A jurisprudência dos tribunais é unânime no sentido de considerar que, ainda que posteriores à data da penhora, gozam das referidas garantias especiais, as dívidas de contribuição autárquica que sejam inscritas para cobrança em data anterior à da venda do bem penhorado. A este propósito refere-se no Ac. do STA n° 523/05 de 16/11/2005 o seguinte: «dispõe o art. 744°,n°1, de CC: "Os créditos por contribuição predial devida ao Estado ou às autarquias locais, inscritos para cobrança no ano corrente na data da penhora ... e nos dois anos anteriores, têm privilégio sobre os bens cujos rendimentos estão sujeitos àquela contribuição."
É sabido que a contribuição predial foi extinta e substituída pela contribuição autárquica.
Ora, dispõe o art. 24°, n°1, do CCA: "A contribuição autárquica goza das garantias especiais previstas no Código Civil para a contribuição predial". Dispunha o § 2° do art. 230° do CCP (na redacção do DL n° 764/75, de 31/12): "Na verificação e graduação dos créditos atender-se-á não só à contribuição constante da certidão a que se refere este artigo, mas ainda à que dever ser liquidada pelos meses decorridos até à data da venda ou da adjudicação do prédio".

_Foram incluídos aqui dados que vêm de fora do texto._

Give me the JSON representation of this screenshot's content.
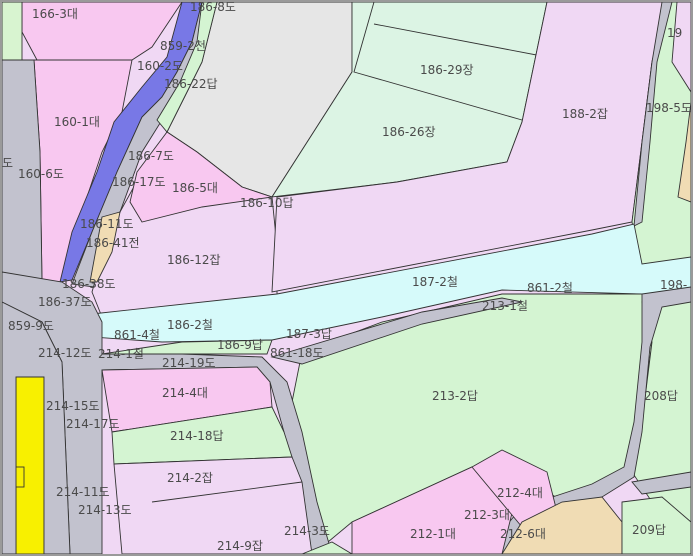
{
  "parcels": [
    {
      "id": "p1",
      "text": "166-3대"
    },
    {
      "id": "p2",
      "text": "186-8도"
    },
    {
      "id": "p3",
      "text": "859-2천"
    },
    {
      "id": "p4",
      "text": "160-2도"
    },
    {
      "id": "p5",
      "text": "186-22답"
    },
    {
      "id": "p6",
      "text": "160-1대"
    },
    {
      "id": "p7",
      "text": "186-7도"
    },
    {
      "id": "p8",
      "text": "160-6도"
    },
    {
      "id": "p9",
      "text": "186-17도"
    },
    {
      "id": "p10",
      "text": "186-5대"
    },
    {
      "id": "p11",
      "text": "186-10답"
    },
    {
      "id": "p12",
      "text": "186-11도"
    },
    {
      "id": "p13",
      "text": "186-41전"
    },
    {
      "id": "p14",
      "text": "186-12잡"
    },
    {
      "id": "p15",
      "text": "186-38도"
    },
    {
      "id": "p16",
      "text": "186-37도"
    },
    {
      "id": "p17",
      "text": "859-9도"
    },
    {
      "id": "p18",
      "text": "861-4철"
    },
    {
      "id": "p19",
      "text": "186-2철"
    },
    {
      "id": "p20",
      "text": "214-12도"
    },
    {
      "id": "p21",
      "text": "214-1철"
    },
    {
      "id": "p22",
      "text": "186-9답"
    },
    {
      "id": "p23",
      "text": "187-3답"
    },
    {
      "id": "p24",
      "text": "861-18도"
    },
    {
      "id": "p25",
      "text": "214-19도"
    },
    {
      "id": "p26",
      "text": "214-4대"
    },
    {
      "id": "p27",
      "text": "214-15도"
    },
    {
      "id": "p28",
      "text": "214-17도"
    },
    {
      "id": "p29",
      "text": "214-18답"
    },
    {
      "id": "p30",
      "text": "214-2잡"
    },
    {
      "id": "p31",
      "text": "214-11도"
    },
    {
      "id": "p32",
      "text": "214-13도"
    },
    {
      "id": "p33",
      "text": "214-3도"
    },
    {
      "id": "p34",
      "text": "214-9잡"
    },
    {
      "id": "p35",
      "text": "186-29장"
    },
    {
      "id": "p36",
      "text": "186-26장"
    },
    {
      "id": "p37",
      "text": "188-2잡"
    },
    {
      "id": "p38",
      "text": "187-2철"
    },
    {
      "id": "p39",
      "text": "861-2철"
    },
    {
      "id": "p40",
      "text": "213-1철"
    },
    {
      "id": "p41",
      "text": "213-2답"
    },
    {
      "id": "p42",
      "text": "212-4대"
    },
    {
      "id": "p43",
      "text": "212-3대"
    },
    {
      "id": "p44",
      "text": "212-1대"
    },
    {
      "id": "p45",
      "text": "212-6대"
    },
    {
      "id": "p46",
      "text": "208답"
    },
    {
      "id": "p47",
      "text": "209답"
    },
    {
      "id": "p48",
      "text": "198-"
    },
    {
      "id": "p49",
      "text": "198-5도"
    },
    {
      "id": "p50",
      "text": "19"
    },
    {
      "id": "p51",
      "text": "도"
    }
  ],
  "colors": {
    "residential": "#f8c8f0",
    "misc": "#f0d8f4",
    "paddy": "#d4f4d2",
    "factory": "#dcf4e4",
    "railway": "#d6fafa",
    "road": "#c2c2ce",
    "river": "#7878e6",
    "field": "#f0dcb4",
    "highlight": "#f8f000"
  }
}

Estará este preceito revogado? Vejamos. Compreende-se que, sendo a contribuição autárquica de trato sucessivo, não se entenderia que a mesma ficasse desprovida da respectiva garantia (privilégio imobiliário) só pelo facto de haver dilação na venda do imóvel. Por outro lado, o que se compreende no limite fixado a montante (crédito inscrito para cobrança no ano corrente na data da penhora e nos dois anos antecedentes) já não teria a mesma compreensão nesse limite fixado a jusante (créditos posteriores à penhora). É certo que a referida disposição do CCP (art. 230°) parece estar revogada. Na verdade, o CCA, que ressalva expressamente algumas disposições do CCP, não ressalva aquela. Porém, parece-nos que o legislador do CCA disse menos do que queria. Pelas razões atrás apontadas, que estiveram por certo na génese daquele § 2° do art. 230° do CCP, afigura-se-nos evidente que o legislador não quis deixar de fora as situações já referidas, a saber: os créditos por contribuição autárquica posteriores à penhora mas anteriores à data da venda ou adjudicação do prédio.»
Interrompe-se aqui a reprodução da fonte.